Given the lack of conclusive research, it will come as no surprise that there isn’t much information available regarding the ideal dose of Panax ginseng. Even in the handful of studies outlined above, the dosage of P. ginseng extract varies significantly. Then, there is the specific variety of ginseng and the concentration of ginsenosides to consider.
To help you make the most of Panax ginseng and find a dose to suit your wellness needs, we recommend trying the following:
• Stick to products from a reputable manufacturer—preferably one that publishes the exact concentration of their ginseng products (usually 2–3% total ginsenosides).
• Follow the same dosing routine for at least two weeks. This gives your body a chance to get accustomed to the plant’s influence.
• If you have any concerns about Panax ginseng, consult your doctor or physician first. They will be able to offer case-specific advice.
Although we’ve talked extensively about ginseng’s potentially beneficial properties, there are several side effects to be aware of. These include:
• Upset stomach
You’ll also want to avoid ginseng if you’re currently taking, or planning to take, any blood-thinning medication, as the plant may reduce its effectiveness. In fact, ginseng appears to disrupt many types of medication, so it's best to speak to your doctor to see how you might be affected. Finally, some animal studies suggest issues with taking ginseng during pregnancy, so it’s best to abstain from taking ginseng in any form if you’re pregnant or breastfeeding.
One of ginseng’s strongest traits is its versatility, as the plant’s extract comes in powder, capsule, and tablet form. You can even consider buying the root and preparing it yourself, either by eating it raw or stewing it in water to make ginseng tea.

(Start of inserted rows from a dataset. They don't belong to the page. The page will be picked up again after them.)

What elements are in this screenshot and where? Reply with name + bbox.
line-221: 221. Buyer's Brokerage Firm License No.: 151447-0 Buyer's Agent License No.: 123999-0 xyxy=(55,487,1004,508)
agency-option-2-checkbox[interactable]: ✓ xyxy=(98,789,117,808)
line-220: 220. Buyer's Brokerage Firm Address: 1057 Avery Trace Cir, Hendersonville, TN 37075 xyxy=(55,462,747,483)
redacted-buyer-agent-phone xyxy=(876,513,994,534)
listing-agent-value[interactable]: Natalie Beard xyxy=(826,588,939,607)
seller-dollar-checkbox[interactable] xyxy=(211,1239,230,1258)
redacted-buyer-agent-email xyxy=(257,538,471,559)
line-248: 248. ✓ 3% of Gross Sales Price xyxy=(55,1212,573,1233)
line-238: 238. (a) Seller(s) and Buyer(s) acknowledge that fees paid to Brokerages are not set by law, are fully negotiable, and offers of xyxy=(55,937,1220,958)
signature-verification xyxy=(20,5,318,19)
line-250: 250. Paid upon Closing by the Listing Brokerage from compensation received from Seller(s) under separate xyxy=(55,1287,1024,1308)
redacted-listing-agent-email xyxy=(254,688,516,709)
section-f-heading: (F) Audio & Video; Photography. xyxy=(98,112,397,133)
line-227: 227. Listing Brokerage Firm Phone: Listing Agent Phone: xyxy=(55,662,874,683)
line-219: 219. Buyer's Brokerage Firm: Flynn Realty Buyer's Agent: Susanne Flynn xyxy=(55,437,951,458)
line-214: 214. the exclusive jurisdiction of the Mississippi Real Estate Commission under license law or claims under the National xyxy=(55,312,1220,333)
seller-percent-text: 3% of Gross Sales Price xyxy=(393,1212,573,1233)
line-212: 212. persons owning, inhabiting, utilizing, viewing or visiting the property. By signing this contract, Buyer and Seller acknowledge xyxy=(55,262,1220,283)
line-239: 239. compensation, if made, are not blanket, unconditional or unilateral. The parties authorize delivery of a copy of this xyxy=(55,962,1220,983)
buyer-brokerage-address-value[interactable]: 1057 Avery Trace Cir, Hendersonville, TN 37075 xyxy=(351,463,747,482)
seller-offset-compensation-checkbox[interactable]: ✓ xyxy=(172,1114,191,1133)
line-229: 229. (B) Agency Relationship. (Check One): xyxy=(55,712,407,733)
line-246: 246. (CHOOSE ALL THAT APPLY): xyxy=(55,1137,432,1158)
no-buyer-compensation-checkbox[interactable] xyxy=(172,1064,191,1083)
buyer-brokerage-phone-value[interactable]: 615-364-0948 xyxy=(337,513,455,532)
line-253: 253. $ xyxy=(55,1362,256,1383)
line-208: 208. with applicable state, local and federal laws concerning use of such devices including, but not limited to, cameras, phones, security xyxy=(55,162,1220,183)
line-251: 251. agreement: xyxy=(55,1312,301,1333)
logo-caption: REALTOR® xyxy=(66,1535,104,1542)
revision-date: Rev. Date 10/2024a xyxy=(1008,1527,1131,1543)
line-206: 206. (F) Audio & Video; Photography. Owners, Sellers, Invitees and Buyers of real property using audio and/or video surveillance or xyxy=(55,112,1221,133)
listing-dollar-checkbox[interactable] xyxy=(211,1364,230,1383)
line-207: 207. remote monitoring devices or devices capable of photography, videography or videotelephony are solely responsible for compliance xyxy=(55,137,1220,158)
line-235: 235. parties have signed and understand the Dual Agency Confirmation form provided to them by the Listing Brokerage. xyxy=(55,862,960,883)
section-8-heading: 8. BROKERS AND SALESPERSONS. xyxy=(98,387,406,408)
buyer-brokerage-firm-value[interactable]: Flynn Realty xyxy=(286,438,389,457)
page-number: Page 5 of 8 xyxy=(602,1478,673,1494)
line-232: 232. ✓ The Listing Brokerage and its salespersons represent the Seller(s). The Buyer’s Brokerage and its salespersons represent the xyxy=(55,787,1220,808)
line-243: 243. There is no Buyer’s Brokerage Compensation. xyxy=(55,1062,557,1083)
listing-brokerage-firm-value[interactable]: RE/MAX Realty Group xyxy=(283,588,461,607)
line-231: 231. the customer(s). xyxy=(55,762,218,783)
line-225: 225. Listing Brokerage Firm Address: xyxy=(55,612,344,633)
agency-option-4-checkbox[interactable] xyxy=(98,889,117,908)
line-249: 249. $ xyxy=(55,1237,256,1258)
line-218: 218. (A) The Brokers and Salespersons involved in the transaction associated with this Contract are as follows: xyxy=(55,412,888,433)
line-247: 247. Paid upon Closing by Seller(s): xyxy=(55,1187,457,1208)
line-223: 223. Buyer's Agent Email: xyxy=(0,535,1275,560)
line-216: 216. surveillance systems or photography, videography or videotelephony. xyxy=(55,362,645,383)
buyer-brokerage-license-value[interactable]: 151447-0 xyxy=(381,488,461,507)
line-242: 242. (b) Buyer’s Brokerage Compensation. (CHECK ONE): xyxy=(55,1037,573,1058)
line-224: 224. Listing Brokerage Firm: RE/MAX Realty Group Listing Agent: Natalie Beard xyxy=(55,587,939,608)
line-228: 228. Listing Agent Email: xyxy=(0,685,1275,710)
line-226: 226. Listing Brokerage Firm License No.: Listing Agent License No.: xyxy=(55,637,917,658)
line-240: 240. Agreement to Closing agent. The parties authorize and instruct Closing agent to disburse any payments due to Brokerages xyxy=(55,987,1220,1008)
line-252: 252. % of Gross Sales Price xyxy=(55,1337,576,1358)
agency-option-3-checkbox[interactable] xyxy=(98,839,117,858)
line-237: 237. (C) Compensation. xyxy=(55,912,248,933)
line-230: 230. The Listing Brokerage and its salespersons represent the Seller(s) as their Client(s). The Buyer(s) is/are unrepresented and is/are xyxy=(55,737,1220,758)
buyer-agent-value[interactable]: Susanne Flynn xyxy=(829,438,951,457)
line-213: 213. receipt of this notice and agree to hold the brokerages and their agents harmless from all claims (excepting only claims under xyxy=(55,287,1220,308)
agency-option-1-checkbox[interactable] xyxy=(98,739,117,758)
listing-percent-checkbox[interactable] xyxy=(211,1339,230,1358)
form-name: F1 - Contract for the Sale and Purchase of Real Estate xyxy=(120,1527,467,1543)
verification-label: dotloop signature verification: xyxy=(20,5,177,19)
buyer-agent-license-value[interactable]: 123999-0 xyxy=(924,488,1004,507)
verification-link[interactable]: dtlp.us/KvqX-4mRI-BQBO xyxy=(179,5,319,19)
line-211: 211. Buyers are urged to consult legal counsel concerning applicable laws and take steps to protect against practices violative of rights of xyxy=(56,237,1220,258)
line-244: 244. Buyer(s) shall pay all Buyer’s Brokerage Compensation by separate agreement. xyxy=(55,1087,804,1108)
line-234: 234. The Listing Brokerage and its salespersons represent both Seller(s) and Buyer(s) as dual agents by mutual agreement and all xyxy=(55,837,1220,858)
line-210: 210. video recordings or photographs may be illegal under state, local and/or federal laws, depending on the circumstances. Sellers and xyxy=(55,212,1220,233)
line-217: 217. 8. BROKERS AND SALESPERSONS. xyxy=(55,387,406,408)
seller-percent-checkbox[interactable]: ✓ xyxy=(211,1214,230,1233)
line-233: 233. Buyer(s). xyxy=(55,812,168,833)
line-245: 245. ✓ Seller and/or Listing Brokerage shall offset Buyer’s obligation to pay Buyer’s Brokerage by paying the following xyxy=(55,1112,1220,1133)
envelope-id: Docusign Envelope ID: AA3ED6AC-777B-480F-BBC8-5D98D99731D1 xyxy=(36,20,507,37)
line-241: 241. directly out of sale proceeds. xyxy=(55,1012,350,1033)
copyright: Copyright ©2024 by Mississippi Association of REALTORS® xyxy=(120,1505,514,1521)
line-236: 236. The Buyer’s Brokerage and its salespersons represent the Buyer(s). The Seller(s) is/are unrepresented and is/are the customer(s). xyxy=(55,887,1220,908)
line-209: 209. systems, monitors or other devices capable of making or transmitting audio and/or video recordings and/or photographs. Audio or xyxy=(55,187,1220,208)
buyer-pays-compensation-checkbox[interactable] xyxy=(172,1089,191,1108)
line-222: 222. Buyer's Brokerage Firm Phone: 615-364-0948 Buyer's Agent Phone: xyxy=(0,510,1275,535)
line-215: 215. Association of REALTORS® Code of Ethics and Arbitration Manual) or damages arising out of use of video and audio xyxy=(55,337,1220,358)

For many people, the most convenient approach is taking ginseng root capsules with a glass of water. However, if you find the capsules upset your stomach, consider taking them with food to reduce nausea and discomfort.
Ginseng has been around for thousands of years, both as a holistic herb and an attractive garnish for food. However, many of the clinical studies on ginseng are still lacking conclusive results, so it’s hard to say just how much of the anecdotal evidence rings true.
That said, ginseng appears well-tolerated, and provided you’re not affected by the extract's impact on certain medications, there’s little reason not to try it for yourself. Finally, don’t forget to experiment with both American and Asian ginseng to determine which one suits you best.